Julia, the dark-haired vampire who rarely left Rina’s suite, paced along the
near side of my grandmother’s bed. Solomon’s cornrows hung around his face as he
watched Rina from his stance on the far side. Mom sat on the bed in front of
him, holding Rina’s hand and whispering to her.
    And Rina’s eyes shifted to me.
    Rina’s eyes shifted to
me!
    They were open! For the first time in eight months, almost
to the day, Rina’s beautiful, mahogany eyes, so much like mine and Mom’s, were
open on her own volition.
    “Rina!” I gasped, a new sob filling my throat.
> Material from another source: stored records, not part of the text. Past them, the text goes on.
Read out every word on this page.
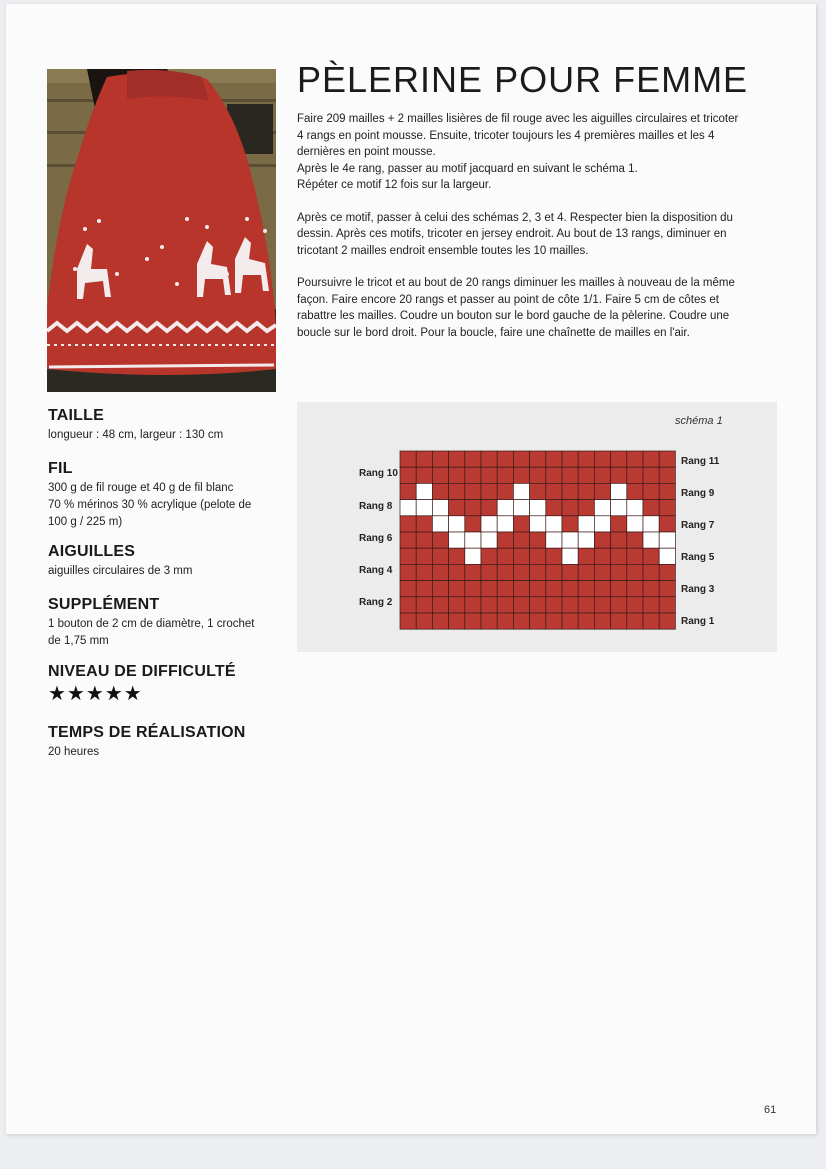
PÈLERINE POUR FEMME

Faire 209 mailles + 2 mailles lisières de fil rouge avec les aiguilles circulaires et tricoter
4 rangs en point mousse. Ensuite, tricoter toujours les 4 premières mailles et les 4
dernières en point mousse.
Après le 4e rang, passer au motif jacquard en suivant le schéma 1.
Répéter ce motif 12 fois sur la largeur.

Après ce motif, passer à celui des schémas 2, 3 et 4. Respecter bien la disposition du
dessin. Après ces motifs, tricoter en jersey endroit. Au bout de 13 rangs, diminuer en
tricotant 2 mailles endroit ensemble toutes les 10 mailles.

Poursuivre le tricot et au bout de 20 rangs diminuer les mailles à nouveau de la même
façon. Faire encore 20 rangs et passer au point de côte 1/1. Faire 5 cm de côtes et
rabattre les mailles. Coudre un bouton sur le bord gauche de la pèlerine. Coudre une
boucle sur le bord droit. Pour la boucle, faire une chaînette de mailles en l'air.

TAILLE
longueur : 48 cm, largeur : 130 cm
FIL
300 g de fil rouge et 40 g de fil blanc
70 % mérinos 30 % acrylique (pelote de
100 g / 225 m)
AIGUILLES
aiguilles circulaires de 3 mm
SUPPLÉMENT
1 bouton de 2 cm de diamètre, 1 crochet
de 1,75 mm
NIVEAU DE DIFFICULTÉ
★★★★★
TEMPS DE RÉALISATION
20 heures
schéma 1
Rang 11
Rang 9
Rang 7
Rang 5
Rang 3
Rang 1
Rang 10
Rang 8
Rang 6
Rang 4
Rang 2
61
Tears of joy
replaced those of grief as I hurried to her bedside, nearly knocking Julia out
of my way.
    As I knelt beside her bed, stretched my arm across the dark-chocolate
brown duvet and took Rina’s hand into mine, Mom looked over at me with pursed
lips. Surprised by her dim expression, I glanced at everyone else. Julia still
paced. Ophelia continued to wring her hands. Solomon’s eyes were tight, the
corners of his mouth pulled down. Why weren’t they overjoyed?
    I studied Rina’s face, which normally looked maybe six or
seven years older than mine but now appeared as though she’d aged decades. She
stared at me, her face expressionless and her eyes vacant. Her dry lips parted
but formed no words. She blinked, then her brows pushed close together, as though
she concentrated hard on trying to speak.
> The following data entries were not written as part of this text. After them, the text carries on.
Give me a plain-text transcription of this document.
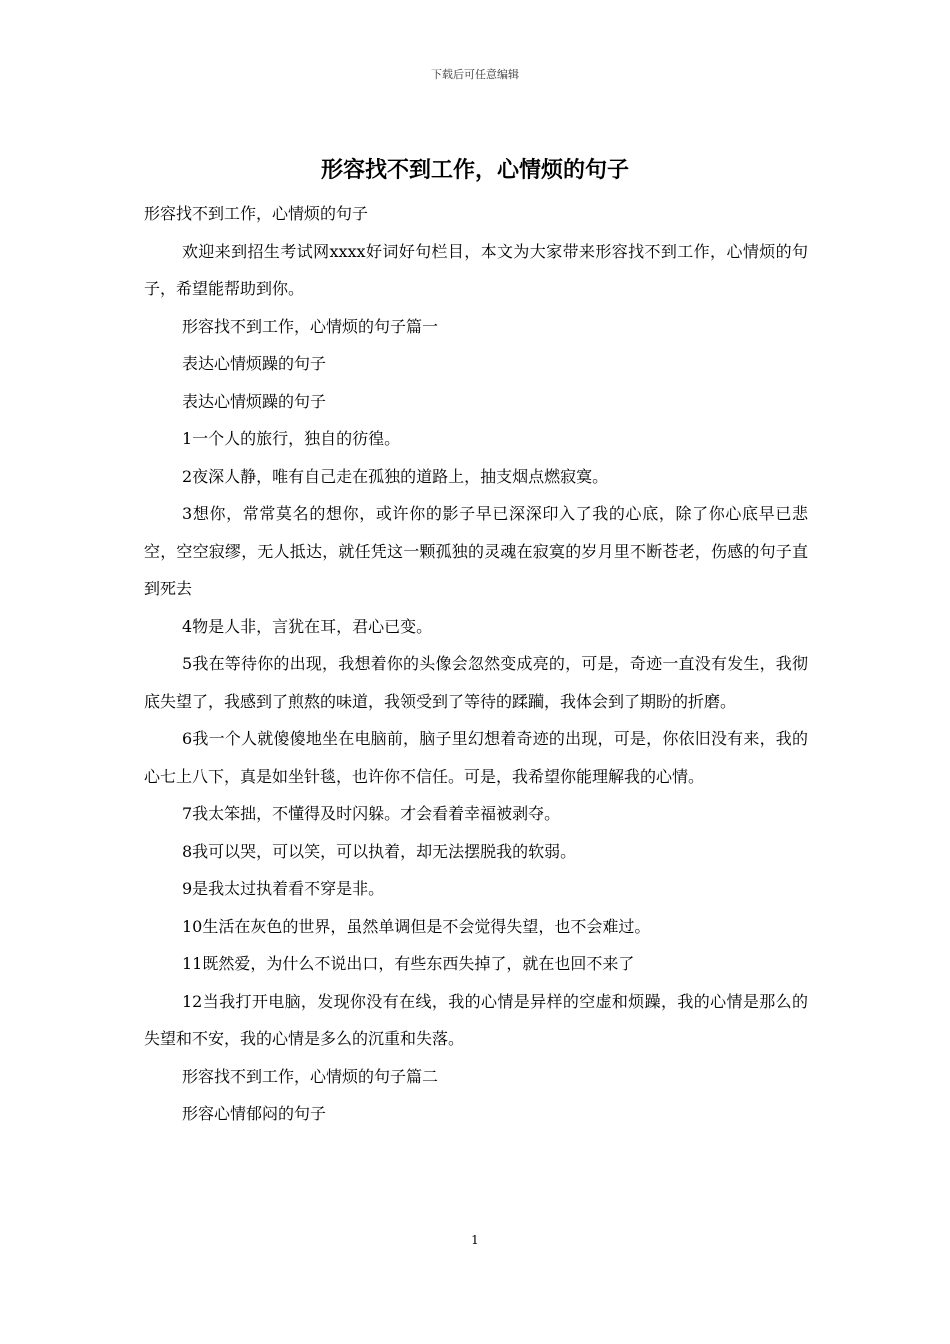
下载后可任意编辑
形容找不到工作，心情烦的句子

形容找不到工作，心情烦的句子

欢迎来到招生考试网xxxx好词好句栏目，本文为大家带来形容找不到工作，心情烦的句子，希望能帮助到你。

形容找不到工作，心情烦的句子篇一

表达心情烦躁的句子

表达心情烦躁的句子

1一个人的旅行，独自的彷徨。

2夜深人静，唯有自己走在孤独的道路上，抽支烟点燃寂寞。

3想你，常常莫名的想你，或许你的影子早已深深印入了我的心底，除了你心底早已悲空，空空寂缪，无人抵达，就任凭这一颗孤独的灵魂在寂寞的岁月里不断苍老，伤感的句子直到死去

4物是人非，言犹在耳，君心已变。

5我在等待你的出现，我想着你的头像会忽然变成亮的，可是，奇迹一直没有发生，我彻底失望了，我感到了煎熬的味道，我领受到了等待的蹂躏，我体会到了期盼的折磨。

6我一个人就傻傻地坐在电脑前，脑子里幻想着奇迹的出现，可是，你依旧没有来，我的心七上八下，真是如坐针毯，也许你不信任。可是，我希望你能理解我的心情。

7我太笨拙，不懂得及时闪躲。才会看着幸福被剥夺。

8我可以哭，可以笑，可以执着，却无法摆脱我的软弱。

9是我太过执着看不穿是非。

10生活在灰色的世界，虽然单调但是不会觉得失望，也不会难过。

11既然爱，为什么不说出口，有些东西失掉了，就在也回不来了

12当我打开电脑，发现你没有在线，我的心情是异样的空虚和烦躁，我的心情是那么的失望和不安，我的心情是多么的沉重和失落。

形容找不到工作，心情烦的句子篇二

形容心情郁闷的句子

1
    “Lil … ith … good,” she grunted. Then her eyes fluttered
closed again. We all froze and watched my grandmother’s body with bated breath,
waiting for her to open her eyes again, but she didn’t.
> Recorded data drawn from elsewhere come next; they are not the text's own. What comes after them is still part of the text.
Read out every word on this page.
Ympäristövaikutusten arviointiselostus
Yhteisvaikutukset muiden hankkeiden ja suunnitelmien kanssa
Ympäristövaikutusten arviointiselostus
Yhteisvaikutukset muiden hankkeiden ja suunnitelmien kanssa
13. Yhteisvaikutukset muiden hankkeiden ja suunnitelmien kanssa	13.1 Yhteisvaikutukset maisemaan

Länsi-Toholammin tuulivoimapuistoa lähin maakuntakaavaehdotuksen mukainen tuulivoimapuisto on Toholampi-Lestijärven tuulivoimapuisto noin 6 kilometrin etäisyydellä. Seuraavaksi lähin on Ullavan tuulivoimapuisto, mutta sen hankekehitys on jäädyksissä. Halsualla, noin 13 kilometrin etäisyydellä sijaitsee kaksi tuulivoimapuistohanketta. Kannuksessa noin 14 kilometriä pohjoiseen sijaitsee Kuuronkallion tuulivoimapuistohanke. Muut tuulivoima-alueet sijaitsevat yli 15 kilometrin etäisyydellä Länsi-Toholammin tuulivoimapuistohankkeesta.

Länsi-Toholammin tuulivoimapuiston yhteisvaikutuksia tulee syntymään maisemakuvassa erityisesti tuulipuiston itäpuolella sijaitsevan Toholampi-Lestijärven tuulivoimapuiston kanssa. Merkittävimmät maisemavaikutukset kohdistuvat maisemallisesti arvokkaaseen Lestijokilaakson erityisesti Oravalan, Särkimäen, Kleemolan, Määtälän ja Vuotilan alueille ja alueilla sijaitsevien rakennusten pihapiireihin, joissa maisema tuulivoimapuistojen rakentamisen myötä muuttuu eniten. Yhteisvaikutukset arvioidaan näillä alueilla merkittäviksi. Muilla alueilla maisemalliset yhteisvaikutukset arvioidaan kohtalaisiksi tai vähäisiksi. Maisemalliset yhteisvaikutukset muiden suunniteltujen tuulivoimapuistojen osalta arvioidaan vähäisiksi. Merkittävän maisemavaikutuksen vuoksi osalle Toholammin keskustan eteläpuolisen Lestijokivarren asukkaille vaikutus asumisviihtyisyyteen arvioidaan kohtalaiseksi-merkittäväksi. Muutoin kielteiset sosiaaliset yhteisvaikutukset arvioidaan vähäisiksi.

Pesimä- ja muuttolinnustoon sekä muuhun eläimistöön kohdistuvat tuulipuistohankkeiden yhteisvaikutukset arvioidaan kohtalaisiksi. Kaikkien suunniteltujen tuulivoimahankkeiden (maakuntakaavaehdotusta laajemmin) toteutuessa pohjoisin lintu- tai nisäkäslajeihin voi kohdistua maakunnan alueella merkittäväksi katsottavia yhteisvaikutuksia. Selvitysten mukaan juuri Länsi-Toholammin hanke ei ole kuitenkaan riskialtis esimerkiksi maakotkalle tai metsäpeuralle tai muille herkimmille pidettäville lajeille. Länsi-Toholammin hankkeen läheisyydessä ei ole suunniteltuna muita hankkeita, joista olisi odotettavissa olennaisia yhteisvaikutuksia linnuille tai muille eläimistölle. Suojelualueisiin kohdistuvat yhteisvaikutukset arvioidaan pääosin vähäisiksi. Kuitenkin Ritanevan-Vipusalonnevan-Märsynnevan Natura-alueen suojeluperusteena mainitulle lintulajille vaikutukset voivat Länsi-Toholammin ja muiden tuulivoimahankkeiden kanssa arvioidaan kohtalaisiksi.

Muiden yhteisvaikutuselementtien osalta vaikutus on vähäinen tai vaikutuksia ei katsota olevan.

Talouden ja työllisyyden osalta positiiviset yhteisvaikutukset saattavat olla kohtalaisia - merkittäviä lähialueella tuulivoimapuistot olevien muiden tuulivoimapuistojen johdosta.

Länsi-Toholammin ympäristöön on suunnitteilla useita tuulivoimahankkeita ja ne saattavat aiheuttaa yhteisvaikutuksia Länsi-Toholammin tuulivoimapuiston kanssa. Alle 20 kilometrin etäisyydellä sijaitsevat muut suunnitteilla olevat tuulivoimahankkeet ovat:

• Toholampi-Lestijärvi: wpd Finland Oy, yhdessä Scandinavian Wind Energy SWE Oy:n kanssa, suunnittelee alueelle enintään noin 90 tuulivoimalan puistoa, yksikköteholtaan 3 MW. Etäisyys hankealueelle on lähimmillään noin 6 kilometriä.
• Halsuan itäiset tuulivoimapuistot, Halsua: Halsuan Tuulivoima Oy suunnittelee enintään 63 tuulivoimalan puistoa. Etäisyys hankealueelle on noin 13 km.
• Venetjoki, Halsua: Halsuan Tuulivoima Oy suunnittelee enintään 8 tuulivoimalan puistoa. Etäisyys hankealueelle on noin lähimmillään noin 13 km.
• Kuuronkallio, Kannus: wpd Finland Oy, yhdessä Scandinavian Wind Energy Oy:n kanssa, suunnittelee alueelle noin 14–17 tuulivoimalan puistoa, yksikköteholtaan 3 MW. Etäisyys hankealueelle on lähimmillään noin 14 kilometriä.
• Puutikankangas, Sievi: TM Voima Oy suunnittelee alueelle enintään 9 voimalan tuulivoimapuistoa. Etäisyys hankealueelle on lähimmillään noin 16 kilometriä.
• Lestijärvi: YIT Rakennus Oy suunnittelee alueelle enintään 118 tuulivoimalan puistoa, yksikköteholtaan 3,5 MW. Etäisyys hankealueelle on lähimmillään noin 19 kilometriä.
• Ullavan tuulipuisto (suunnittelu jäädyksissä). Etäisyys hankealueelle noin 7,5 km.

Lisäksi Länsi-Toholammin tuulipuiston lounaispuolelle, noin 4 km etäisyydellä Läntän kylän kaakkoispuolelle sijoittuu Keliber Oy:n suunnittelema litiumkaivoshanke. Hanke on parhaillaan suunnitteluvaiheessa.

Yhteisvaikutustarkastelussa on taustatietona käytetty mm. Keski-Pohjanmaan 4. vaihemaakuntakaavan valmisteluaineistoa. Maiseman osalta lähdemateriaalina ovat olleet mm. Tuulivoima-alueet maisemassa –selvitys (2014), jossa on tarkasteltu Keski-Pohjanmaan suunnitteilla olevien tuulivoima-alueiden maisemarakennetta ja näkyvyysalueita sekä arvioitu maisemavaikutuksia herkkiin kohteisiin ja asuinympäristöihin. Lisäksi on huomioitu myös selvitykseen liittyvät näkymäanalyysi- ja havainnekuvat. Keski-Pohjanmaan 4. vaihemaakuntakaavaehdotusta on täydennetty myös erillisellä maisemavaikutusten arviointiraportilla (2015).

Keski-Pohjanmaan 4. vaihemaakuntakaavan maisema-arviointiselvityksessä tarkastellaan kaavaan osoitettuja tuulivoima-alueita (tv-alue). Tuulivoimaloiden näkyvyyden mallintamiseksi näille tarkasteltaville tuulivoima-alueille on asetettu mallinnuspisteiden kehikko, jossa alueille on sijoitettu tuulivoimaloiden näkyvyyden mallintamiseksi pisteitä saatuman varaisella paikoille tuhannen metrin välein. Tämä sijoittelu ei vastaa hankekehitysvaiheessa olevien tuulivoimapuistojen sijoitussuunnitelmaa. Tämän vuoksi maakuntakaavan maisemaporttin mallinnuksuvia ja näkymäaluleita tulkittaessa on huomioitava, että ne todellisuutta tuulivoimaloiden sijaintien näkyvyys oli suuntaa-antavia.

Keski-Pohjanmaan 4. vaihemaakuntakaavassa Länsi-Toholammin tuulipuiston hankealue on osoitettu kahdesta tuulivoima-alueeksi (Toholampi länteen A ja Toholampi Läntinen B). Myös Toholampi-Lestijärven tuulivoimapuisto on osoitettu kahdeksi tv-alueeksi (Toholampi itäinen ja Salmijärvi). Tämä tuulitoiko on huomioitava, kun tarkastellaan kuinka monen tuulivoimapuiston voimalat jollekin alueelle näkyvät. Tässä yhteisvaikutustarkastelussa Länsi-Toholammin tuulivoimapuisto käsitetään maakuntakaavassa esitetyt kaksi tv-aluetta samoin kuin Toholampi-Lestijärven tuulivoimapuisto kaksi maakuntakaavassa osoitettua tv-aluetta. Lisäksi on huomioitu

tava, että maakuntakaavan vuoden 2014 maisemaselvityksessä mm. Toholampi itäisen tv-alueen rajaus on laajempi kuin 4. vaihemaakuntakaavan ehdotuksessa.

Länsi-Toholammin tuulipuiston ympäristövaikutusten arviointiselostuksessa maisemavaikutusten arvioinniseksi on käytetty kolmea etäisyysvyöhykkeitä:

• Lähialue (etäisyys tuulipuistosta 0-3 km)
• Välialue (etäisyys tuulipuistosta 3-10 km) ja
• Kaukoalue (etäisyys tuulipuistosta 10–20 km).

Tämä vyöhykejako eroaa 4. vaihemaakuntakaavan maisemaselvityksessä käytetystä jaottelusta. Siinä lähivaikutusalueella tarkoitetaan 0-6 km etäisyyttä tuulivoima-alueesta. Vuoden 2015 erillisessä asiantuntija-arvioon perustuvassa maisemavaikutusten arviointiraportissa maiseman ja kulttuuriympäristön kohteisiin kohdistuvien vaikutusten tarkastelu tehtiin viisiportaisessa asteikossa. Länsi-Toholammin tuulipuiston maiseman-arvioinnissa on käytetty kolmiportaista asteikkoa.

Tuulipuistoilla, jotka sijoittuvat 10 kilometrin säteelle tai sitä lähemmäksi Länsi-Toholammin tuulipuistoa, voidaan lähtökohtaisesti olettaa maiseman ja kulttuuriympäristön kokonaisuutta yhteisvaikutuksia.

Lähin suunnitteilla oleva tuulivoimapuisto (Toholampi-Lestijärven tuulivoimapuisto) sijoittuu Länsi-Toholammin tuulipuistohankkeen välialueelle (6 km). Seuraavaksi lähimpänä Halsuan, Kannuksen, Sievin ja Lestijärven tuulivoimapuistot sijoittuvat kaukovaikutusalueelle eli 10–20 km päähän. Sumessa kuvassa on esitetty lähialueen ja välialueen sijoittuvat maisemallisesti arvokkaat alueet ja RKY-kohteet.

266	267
    “She’s just sleeping,” Mom said after a few minutes of
monitoring Rina’s vital signs. “She didn’t slip back under.”
    A collective sigh of relief whooshed around the room.
    Julia sunk down onto the end of the bed and stared at the
clasped fingers in her lap, and Ophelia dropped her hands to her side, only to
anxiously twist them into the hem of her apron.
    “Is she … okay?” I asked.
    Mom shook her head, and her chestnut hair, pulled into the
ponytail swung across the nape of her neck. “I don’t know. She didn’t respond
normally. She couldn’t even speak. Julia, what happened?”
    The vampire slowly lifted her head and looked at Rina.